Identification and Modulation of Voltage-Gated Ca2+ Currents in Zebrafish Rohon-Beard Neurons

Won YJ, Ono F, Ikeda SR. Identification and modulation of voltagegated Ca2+ currents in zebrafish Rohon-Beard neurons. J Neurophysiol 105: 442-453, 2011. First published October 20, 2010; doi:10.1152/jn.00625.2010. Electrically excitable cells have voltage-dependent ion channels on the plasma membrane that regulate membrane permeability to specific ions. Voltage-gated Ca2+ channels (VGCCs) are especially important as Ca2+ serves as both a charge carrier and second messenger. Zebrafish (Danio rerio) are an important model vertebrate for studies of neuronal excitability, circuits, and behavior.
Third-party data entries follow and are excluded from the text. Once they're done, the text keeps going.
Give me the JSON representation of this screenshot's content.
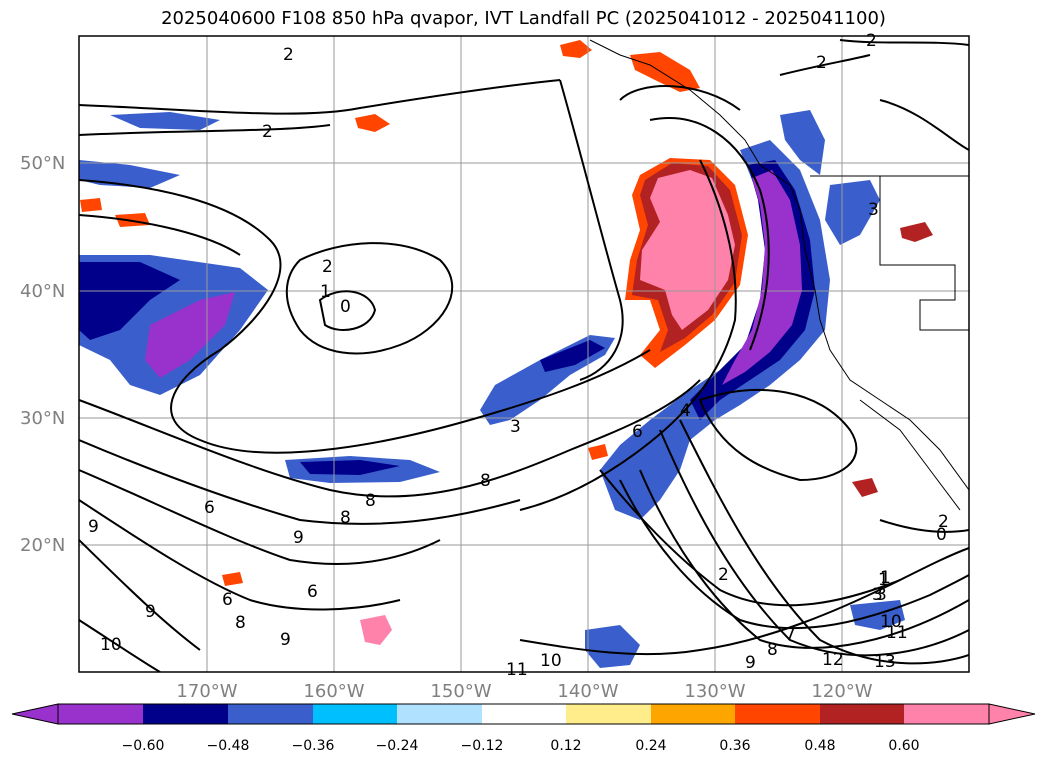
{
  "title": "2025040600 F108 850 hPa qvapor, IVT Landfall PC (2025041012 - 2025041100)",
  "map": {
    "lat_labels": [
      "50°N",
      "40°N",
      "30°N",
      "20°N"
    ],
    "lon_labels": [
      "170°W",
      "160°W",
      "150°W",
      "140°W",
      "130°W",
      "120°W"
    ],
    "contour_labels": [
      "2",
      "2",
      "2",
      "2",
      "1",
      "0",
      "2",
      "1",
      "3",
      "3",
      "8",
      "8",
      "6",
      "9",
      "9",
      "8",
      "6",
      "9",
      "6",
      "8",
      "10",
      "9",
      "10",
      "11",
      "6",
      "4",
      "2",
      "1",
      "3",
      "10",
      "11",
      "12",
      "13",
      "9",
      "8",
      "7",
      "0",
      "2",
      "3"
    ]
  },
  "colorbar": {
    "colors": [
      "#9932CC",
      "#00008B",
      "#3A5FCD",
      "#00BFFF",
      "#B0E2FF",
      "#FFFFFF",
      "#FFEC8B",
      "#FFA500",
      "#FF4500",
      "#B22222",
      "#FF82AB"
    ],
    "ticks": [
      "−0.60",
      "−0.48",
      "−0.36",
      "−0.24",
      "−0.12",
      "0.12",
      "0.24",
      "0.36",
      "0.48",
      "0.60"
    ],
    "extend": "both"
  }
}
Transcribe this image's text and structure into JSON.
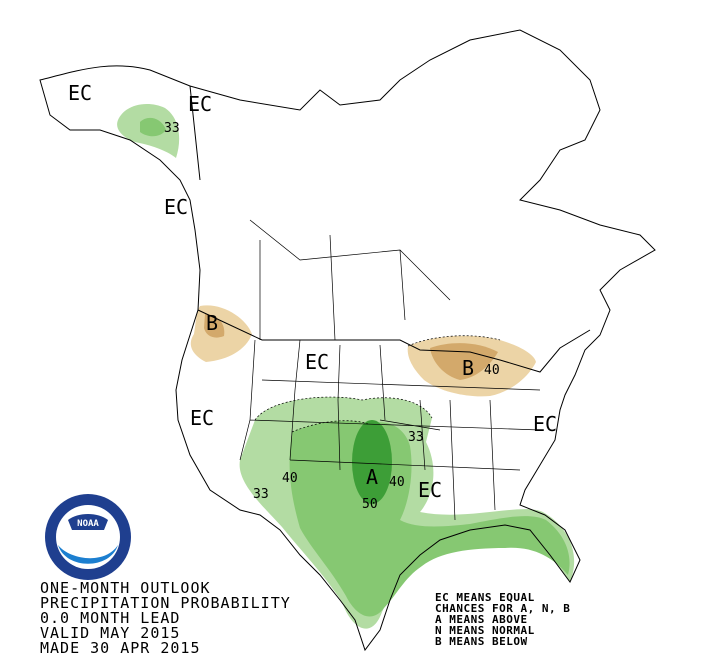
{
  "map_labels": [
    "EC",
    "EC",
    "33",
    "EC",
    "B",
    "EC",
    "EC",
    "B",
    "40",
    "33",
    "EC",
    "40",
    "A",
    "40",
    "33",
    "50",
    "EC"
  ],
  "logo": "NOAA",
  "title_lines": [
    "ONE-MONTH OUTLOOK",
    "PRECIPITATION PROBABILITY",
    "0.0 MONTH LEAD",
    "VALID MAY 2015",
    "MADE 30 APR 2015"
  ],
  "legend_lines": [
    "EC MEANS EQUAL",
    "CHANCES FOR A, N, B",
    "A MEANS ABOVE",
    "N MEANS NORMAL",
    "B MEANS BELOW"
  ]
}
However, electrophysiological properties of zebrafish VGCCs remain largely unexplored because a suitable preparation for whole cell voltage-clamp studies is lacking. Rohon-Beard (R-B) sensory neurons represent an attractive candidate for this purpose because of their relatively large somata and functional homology to mammalian dorsal root ganglia (DRG) neurons. Transgenic zebrafish expressing green fluorescent protein in R-B neurons, (Isl2b:EGFP)(ZC7), were used to identify dissociated neurons suitable for whole cell patch-clamp experiments. Based on biophysical and pharmacological properties, zebrafish R-B neurons express both high-and low-voltage-gated Ca2+ current (HVA- and LVA-I-Ca, respectively). Ni+-sensitive LVA-I-Ca occur in the minority of R-B neurons (30%) and omega-conotoxin GVIA-sensitive Ca(V)2.2 (N-type) Ca2+ channels underlie the vast majority (90%) of HVA-I-Ca. To identify G protein coupled receptors (GPCRs) that modulate HVA-I-Ca, a panel of neurotransmitters was screened. Application of GABA/baclofen or serotonin produced a voltage-dependent inhibition while application of the mu-opioid agonist DAMGO resulted in a voltage-independent inhibition. Unlike in mammalian neurons, GPCR-mediated voltage-dependent modulation of I-Ca appears to be transduced primarily via a cholera toxin-sensitive G alpha subunit. These results provide the basis for using the zebrafish model system to understanding Ca2+ channel function, and in turn, how Ca2+ channels contribute to mechanosensory function.